Milliyetçi Hareket Partisi (MHP) İstanbul İl Başkanlığı tarafından düzenlenen 11. İstanbul İl Olağan Kongresi Beşiktaş Akatlar Arena Salonunda yapıldı.
Kongreye İstiklal Marşı okunarak başlandı. Divan kurulu, MHP Genel Başkan Yardımcısı Semih Yalçın başkanlığında Genel Sekreter Yardımcısı Abbas Bozyel ve İstanbul Milletvekili Ali Torlak’tan oluştu. Kongrede 64 kişilik tek liste yarıştı. Mehmet Bülent Karataş ise tek aday oldu. Konuşmalar sırasında engelli vatandaşlar için ise işaret diliyle anlatım yapıldı.
MHP İstanbul İl Başkanlığı, 11. Olağan Kongresi’ni BJK Akatlar Spor Salonu’nda gerçekleştirdi. Tek aday olarak gidilen kongrede Mehmet Bülent Karataş tekrar il başkanı seçildi.
Tek aday olmasına rağmen İstanbullular’ın kongreye ilgisi yoğun oldu. Divan Başkanlığını MHP Genel Başkan Yardımcısı Semih Yalçın’ın yaptığı kongre salonunda delegelere ve davetlilere hitaben bir konuşma yapan MHP İstanbul İl Başkanı Mehmet Bülent Karataş, ”Ülkücülük Türk ve İslam coğrafyasının kalp atışıdır” dedi.

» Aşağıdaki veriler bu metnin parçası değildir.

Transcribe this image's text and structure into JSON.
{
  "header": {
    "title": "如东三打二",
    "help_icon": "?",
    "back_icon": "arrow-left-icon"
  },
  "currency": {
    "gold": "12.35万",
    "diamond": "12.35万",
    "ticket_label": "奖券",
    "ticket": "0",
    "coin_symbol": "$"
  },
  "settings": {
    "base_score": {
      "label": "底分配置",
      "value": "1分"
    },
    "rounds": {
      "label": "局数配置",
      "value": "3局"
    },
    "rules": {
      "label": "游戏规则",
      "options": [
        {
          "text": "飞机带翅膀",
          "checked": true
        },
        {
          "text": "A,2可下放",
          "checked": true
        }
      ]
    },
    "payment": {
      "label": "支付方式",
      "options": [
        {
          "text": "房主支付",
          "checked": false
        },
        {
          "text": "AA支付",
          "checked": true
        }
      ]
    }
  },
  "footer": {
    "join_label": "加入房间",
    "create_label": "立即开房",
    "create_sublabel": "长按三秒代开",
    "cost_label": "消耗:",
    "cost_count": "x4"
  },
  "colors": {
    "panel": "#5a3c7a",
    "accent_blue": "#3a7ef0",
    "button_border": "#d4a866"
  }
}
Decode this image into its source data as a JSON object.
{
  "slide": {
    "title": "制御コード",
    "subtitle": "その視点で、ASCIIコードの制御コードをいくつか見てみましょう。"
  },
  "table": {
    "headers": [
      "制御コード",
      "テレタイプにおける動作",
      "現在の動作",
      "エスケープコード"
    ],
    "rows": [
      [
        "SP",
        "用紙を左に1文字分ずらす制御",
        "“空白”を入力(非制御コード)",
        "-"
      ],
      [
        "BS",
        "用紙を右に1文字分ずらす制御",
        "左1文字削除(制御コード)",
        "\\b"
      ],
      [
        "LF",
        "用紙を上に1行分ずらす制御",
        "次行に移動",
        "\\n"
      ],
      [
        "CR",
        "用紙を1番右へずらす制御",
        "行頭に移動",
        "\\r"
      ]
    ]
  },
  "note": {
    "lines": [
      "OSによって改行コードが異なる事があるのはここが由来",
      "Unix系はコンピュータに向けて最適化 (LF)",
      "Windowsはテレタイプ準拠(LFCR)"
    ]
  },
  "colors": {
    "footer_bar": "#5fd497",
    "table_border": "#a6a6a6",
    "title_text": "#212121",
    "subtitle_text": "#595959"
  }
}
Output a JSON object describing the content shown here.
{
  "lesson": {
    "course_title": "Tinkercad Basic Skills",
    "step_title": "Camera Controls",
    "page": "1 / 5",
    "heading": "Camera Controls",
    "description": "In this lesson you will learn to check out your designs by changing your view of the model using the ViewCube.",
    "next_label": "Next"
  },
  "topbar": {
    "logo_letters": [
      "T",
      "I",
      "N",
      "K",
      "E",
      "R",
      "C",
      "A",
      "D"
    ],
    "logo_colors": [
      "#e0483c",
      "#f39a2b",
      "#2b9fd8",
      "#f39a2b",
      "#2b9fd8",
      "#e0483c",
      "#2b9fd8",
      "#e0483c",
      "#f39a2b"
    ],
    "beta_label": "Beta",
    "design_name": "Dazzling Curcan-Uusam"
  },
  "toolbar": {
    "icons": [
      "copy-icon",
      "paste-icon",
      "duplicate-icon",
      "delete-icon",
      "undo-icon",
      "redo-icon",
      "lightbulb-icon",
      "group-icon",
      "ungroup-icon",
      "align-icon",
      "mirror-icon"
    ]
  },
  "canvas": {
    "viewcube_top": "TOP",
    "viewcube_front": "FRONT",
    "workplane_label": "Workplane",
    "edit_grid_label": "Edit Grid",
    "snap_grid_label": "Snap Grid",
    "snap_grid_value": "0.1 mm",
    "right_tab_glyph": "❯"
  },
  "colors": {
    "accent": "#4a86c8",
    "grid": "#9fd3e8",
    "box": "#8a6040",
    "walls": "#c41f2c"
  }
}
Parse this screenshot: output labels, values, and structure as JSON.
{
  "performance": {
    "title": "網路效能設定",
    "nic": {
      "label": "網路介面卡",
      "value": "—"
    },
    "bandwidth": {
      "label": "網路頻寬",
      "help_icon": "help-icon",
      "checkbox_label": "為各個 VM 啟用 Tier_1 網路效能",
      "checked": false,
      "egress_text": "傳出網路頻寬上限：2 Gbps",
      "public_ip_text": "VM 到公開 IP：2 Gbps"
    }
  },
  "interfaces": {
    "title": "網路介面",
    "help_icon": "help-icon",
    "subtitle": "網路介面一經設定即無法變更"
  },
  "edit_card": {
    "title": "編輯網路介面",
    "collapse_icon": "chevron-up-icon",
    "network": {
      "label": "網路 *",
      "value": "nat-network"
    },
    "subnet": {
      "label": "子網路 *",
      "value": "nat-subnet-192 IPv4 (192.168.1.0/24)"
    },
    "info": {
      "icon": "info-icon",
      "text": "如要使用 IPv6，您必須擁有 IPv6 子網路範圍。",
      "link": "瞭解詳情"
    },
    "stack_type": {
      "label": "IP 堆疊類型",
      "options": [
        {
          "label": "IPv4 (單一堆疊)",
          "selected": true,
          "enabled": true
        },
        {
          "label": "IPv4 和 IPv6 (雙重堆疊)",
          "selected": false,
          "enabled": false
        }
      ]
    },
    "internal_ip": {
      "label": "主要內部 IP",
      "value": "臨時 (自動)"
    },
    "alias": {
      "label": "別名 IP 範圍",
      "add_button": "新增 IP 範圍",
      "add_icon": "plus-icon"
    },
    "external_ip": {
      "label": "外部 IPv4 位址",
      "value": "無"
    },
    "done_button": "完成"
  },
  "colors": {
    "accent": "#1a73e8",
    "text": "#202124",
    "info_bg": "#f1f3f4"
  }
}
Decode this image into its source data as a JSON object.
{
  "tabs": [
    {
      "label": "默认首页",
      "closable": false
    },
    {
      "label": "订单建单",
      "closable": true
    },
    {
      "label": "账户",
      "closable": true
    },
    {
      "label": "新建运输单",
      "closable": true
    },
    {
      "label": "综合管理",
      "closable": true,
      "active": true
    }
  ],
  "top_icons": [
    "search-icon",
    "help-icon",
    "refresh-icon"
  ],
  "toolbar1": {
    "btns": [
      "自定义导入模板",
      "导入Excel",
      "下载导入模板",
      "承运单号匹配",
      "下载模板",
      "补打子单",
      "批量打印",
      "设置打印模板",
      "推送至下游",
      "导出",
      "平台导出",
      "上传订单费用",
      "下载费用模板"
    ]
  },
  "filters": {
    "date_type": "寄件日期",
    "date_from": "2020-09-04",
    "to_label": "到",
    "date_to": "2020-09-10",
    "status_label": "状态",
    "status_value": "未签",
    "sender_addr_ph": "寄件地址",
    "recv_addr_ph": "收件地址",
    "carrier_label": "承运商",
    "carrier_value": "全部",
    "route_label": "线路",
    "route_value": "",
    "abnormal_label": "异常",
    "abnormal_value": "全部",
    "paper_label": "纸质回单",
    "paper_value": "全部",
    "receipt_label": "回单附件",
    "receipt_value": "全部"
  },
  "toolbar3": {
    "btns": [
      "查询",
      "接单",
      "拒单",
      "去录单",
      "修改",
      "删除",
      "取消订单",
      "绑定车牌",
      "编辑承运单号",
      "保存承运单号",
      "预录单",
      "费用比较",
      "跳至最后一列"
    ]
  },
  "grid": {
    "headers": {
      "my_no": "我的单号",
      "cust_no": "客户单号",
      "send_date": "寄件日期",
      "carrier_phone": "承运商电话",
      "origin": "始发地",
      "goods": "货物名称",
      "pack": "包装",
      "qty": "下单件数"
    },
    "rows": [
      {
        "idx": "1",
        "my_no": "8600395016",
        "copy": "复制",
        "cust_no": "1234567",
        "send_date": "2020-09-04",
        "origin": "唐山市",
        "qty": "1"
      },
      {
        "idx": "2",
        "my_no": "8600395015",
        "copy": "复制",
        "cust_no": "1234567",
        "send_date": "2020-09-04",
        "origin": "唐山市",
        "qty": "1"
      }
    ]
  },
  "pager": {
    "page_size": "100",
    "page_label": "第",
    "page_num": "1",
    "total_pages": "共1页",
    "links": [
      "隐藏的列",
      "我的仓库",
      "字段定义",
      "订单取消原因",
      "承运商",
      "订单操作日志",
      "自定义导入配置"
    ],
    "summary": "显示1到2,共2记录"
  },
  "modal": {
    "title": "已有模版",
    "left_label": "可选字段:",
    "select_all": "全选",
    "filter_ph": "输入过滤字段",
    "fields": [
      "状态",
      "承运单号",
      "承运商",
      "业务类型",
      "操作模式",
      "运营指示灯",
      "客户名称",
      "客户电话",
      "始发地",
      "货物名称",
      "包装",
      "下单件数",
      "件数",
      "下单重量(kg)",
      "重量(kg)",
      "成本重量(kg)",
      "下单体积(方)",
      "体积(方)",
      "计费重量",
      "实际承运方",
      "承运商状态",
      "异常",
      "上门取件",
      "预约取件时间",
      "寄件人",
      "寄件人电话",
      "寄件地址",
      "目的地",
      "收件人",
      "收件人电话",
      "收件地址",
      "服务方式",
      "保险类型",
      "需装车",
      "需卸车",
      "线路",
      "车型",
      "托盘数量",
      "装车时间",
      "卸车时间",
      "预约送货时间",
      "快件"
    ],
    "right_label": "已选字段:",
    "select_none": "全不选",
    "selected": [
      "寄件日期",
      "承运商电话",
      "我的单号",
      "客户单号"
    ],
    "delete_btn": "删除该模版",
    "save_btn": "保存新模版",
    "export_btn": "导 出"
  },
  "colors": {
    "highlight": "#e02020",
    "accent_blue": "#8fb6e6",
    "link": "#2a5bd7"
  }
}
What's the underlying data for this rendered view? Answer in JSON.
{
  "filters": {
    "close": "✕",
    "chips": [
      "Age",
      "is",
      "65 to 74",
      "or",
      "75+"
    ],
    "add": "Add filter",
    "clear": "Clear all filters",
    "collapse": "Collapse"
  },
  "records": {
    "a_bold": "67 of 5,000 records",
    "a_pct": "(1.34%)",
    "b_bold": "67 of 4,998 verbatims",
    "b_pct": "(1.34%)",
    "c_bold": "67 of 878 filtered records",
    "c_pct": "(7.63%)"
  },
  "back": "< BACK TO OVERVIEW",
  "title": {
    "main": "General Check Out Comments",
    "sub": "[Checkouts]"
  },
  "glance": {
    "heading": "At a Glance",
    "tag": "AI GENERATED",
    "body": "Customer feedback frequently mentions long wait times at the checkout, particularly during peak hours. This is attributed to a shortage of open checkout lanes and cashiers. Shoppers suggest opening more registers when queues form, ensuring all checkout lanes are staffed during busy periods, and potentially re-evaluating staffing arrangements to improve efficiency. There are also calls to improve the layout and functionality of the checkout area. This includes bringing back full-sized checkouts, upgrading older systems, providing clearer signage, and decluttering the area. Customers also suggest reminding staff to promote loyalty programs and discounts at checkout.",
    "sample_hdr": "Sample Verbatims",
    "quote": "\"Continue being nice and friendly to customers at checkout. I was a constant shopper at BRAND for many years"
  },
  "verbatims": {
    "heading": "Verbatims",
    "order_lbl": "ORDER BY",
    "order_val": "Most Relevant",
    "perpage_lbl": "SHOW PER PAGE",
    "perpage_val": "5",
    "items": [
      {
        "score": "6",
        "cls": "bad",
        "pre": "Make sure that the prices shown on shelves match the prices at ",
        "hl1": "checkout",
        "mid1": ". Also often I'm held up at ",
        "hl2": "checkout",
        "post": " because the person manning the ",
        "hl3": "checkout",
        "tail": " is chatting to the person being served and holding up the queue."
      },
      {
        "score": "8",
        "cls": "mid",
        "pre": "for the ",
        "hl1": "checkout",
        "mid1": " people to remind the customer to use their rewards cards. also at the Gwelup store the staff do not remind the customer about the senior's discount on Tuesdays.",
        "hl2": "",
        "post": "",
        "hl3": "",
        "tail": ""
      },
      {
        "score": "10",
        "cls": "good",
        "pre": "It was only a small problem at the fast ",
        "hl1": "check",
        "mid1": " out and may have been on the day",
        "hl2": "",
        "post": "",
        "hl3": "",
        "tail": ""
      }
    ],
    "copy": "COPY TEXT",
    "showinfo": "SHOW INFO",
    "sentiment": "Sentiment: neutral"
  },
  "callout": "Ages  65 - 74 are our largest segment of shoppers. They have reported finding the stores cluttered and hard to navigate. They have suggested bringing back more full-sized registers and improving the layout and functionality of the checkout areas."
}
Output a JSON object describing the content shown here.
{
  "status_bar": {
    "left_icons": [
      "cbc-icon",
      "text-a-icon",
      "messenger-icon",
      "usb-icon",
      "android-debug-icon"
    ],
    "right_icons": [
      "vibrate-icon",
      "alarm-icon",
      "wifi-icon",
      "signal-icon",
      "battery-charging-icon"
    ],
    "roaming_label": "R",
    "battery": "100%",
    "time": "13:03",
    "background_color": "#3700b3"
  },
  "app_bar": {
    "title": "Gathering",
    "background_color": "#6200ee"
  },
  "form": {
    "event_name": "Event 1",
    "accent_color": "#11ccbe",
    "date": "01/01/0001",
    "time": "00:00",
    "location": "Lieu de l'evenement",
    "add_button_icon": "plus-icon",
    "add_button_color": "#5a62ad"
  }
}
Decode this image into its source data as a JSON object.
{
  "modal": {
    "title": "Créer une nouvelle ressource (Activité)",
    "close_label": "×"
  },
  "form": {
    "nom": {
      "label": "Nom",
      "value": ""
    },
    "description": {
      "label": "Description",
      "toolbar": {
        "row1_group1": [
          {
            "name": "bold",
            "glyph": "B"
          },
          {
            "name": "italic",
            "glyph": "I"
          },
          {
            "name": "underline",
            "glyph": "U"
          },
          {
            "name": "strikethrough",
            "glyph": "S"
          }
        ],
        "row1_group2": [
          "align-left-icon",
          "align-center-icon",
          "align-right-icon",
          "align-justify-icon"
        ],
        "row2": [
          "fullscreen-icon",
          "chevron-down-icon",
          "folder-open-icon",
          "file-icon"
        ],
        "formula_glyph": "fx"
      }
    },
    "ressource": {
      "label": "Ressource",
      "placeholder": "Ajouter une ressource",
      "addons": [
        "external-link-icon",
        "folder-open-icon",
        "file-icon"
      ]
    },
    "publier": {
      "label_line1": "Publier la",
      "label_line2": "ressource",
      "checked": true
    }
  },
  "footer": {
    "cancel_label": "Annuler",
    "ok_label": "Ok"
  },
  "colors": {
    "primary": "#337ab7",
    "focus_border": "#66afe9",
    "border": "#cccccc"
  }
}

Karataş, ”Bir çıkar şebekesi gibi örgütlenmiş iktidarın, baştan ayağa ranta çevirip yandaşlara peşkeş çektiği bir Türkiye’de kongremizi yapıyoruz. Bakanların hırsızların önüne yattığı, bakan kollarında 700 bin liralık saatlerin ve yandaş iktidar zenginlerinin arsız ağızlarında küfürler olarak gözümüze sokulduğu bir Türkiye’de kongremizi yapıyoruz. Ülkenin bir kısmının “çözüm süreci” adı altında terör örgütüne teslim edildiği; İçişleri Bakanı “Bölgede alan hâkimiyetini kaybettik” itirafında bulunurken, Başbakan’ın hâlâ “kamu düzeni”nden söz edebildiği bir Türkiye’de kongremizi yapıyoruz. “Sıfır sorun” iddiasıyla yola çıkıp, mezhepçi politikalar ve kişisel hırslar uğruna, dış politikası “sırf sorun”a dönüşen bir Türkiye’de kongremizi yapıyoruz. Adalet Bakanı’nın ağzından, yasalarıyla yap-boz oynandığı itiraf edilen bir Türkiye’de kongremizi yapıyoruz” diye konuştu.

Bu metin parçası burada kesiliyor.